QInsights currently offers sentiment analysis for semi-structured data in Excel format, making it ideal for open-ended survey responses, customer feedback, or social media comments. If you want to conduct a sentiment analysis for text or PDF documents, you can still do this by using a prompt in Conversational Analysis. See below for an example prompt you can use.
Traditional sentiment analysis often categorizes feedback as positive, neutral, or negative, but with the power of generative AI, it becomes much more dynamic. QInsights allows you to define custom dimensions that align with your data, such as "satisfied" vs. "dissatisfied" or "rational" vs. "emotional". Additionally, you can refine your analysis by focusing on specific topics and engaging interactively through follow-up questions, also making sentiment analysis a collaborative process between human researcher and AI-assistant.
How It Works
Select Your Data & the Sentiment Analysis Option
- Select an Excel file.
- Next, choose the column you want to analyse. Sentiment analysis evaluates data case by case (= row by row) and click Select.
- When in analysis menu, select Sentiment Analysis.

Define Sentiment Categories
- Enter the sentiment categories you want to explore.

You can use standard sentiment categories, such as positive, neutral, and negative, or customize dimensions based on your needs. Examples are:
- Satisfied, neutral, dissatisfied
- Rational, emotional
- Planned, impulsive
- Supportive, critical, neutral
It is also possible to narrow the scope to a specific topic. This is especially useful for datasets like social media comments or product feedback. Examples are:
- Social media: "Classify responses that directly refer to the post’s content as like, neutral or dislike.”
- Customer feedback: "Disappointment or satisfaction with regard to usability"
Review Results
QInsights produces a pie chart showing the distribution of your defined dimensions.
- Hover over the chart to see the percentage distribution.

A summary of the analysis is displayed below the pie chart, written by Q, your AI assistant.
- Click View AI Summary to edit it.
Below the summary, you can inspect how each response was classified. Q also provides an explanation for each classification (see screenshot below). The table with the classification results can be exported as Excel file.

Ask follow-up questions
In addition to the summary, you can ask follow-up questions to delve deeper.
- Like in Topic or Grid Analysis, click on the Q button to start a follow-up chat.
You can for example ask Q for a detailed list of dimensions and their corresponding distributions: Here are two example prompts:
- "List all dimensions with their percentage distribution."
- “Check all rational reasons for similarity, group all similar reasons under a category and give each category a name and a description. Output all categories with description and provide some example quotes.”
Best Practices for Effective Sentiment Analysis
Select one question in the Excel file at a time. E.g., if your dataset includes separate questions for "benefits" and "challenges," analyse these columns individually to avoid conflicting results.
Keep prompts simple. Instead of overly complex or multi-layered queries, focus on straightforward questions:
- rational vs. emotional regarding product design
- positive, neutral, or negative regarding pricing
Results like the following might be interesting for smaller data sets, but become quickly difficult to read. If the pie chart looks similar to the screenshot below, simplify your prompt.

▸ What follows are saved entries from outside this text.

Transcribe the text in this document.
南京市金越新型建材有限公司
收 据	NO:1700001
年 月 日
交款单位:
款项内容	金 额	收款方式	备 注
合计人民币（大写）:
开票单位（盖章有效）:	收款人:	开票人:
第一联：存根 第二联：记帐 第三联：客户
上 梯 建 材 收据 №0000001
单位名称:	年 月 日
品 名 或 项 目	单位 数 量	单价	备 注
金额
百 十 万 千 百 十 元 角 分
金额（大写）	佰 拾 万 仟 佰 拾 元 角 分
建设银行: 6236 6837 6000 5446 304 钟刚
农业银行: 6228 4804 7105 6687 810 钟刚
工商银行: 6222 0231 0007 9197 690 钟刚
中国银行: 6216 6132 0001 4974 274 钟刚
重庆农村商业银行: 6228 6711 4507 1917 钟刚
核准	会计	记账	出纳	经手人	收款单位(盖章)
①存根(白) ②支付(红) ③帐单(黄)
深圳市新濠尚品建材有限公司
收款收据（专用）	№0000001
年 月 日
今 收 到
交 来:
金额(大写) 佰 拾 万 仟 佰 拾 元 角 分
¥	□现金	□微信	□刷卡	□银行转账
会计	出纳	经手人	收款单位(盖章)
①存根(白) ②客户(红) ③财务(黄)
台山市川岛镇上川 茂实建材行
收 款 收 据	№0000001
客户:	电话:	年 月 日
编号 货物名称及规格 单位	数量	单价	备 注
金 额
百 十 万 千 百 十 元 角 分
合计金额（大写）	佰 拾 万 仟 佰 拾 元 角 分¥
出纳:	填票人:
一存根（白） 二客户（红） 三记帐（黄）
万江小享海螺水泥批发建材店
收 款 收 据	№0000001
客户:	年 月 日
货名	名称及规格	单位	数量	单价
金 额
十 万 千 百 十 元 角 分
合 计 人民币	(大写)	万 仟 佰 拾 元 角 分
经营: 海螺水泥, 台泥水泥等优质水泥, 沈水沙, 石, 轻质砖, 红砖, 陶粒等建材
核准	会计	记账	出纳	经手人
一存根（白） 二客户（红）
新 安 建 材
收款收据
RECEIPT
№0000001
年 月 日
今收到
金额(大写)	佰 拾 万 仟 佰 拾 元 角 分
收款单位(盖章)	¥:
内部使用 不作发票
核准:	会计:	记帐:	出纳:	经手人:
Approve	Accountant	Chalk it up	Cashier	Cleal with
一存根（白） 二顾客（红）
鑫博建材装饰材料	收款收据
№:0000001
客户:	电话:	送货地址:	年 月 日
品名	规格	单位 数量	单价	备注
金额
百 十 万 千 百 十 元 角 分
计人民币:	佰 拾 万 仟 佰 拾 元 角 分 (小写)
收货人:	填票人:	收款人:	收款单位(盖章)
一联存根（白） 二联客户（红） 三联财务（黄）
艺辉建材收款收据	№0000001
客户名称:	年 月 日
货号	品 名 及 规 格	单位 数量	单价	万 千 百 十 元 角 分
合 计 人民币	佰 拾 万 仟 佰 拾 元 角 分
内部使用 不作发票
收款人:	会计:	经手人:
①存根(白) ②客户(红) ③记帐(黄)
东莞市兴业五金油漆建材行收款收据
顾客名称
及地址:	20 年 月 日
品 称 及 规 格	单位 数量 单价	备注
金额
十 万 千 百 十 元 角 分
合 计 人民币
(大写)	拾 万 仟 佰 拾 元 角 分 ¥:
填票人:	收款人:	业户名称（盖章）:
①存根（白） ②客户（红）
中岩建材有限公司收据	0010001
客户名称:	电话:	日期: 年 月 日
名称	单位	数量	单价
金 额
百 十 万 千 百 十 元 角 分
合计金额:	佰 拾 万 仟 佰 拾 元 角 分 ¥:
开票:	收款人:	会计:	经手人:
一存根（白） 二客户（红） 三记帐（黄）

Tailor Dimensions to Your Needs: Examples
- Happy, frustrated (e.g. for customer feedback)
- Supportive, critical, neutral (e.g. for evaluating user responses to a policy.)
- Disappointed, neutral, excited
- If you want to work with an established framework of dimensions, add those including their descriptions to the project description. If you use these dimensions in the analysis, Q will take the description of what each dimension means into account.
Prompt for Sentiment Analysis for Word / PDF documents
You can use the following prompt in Conversational Analysis if you want to conduct a sentiment analysis for Word or PDF files, e.g. for an interview, a focus group or a document:
For each document, classify sentiments at a reasonably granular level (e.g., by paragraph, speaker turn, or thematic section) into positive, negative, or neutral categories (or define other dimensions that better suit your analysis purpose).
Document-Level Summary
- Describe the overall balance of positive, negative, and neutral sentiments (e.g., “mostly positive with some negative remarks”).
- Cite short quotes or examples that illustrate each sentiment.
Cross-Document Analysis
- Summarize common topic areas in sentiment across all documents.
- Identify any significant outliers, contradictions, or unexpected expressions of sentiment.
Relative Weighting (instead of counts)
- Indicate for each document whether positive, negative, or neutral sentiments are dominant, secondary, or minor.
- For the full set, summarize the relative distribution of sentiments (e.g., “positive sentiments dominate, but negative remarks are frequent in relation to [topic or theme X]”).
Output Format
Per-Document Analysis
- Document title or identifier
- Sentiment balance (dominant / secondary / minor)
- Representative quotes or excerpts
- Brief summary of key sentiment findings
Cross-Document Summary
- Overall sentiment balance across all documents
- Overarching themes or patterns
- Conflicting, unusual, or surprising findings
Refine the prompt to fit your specific needs!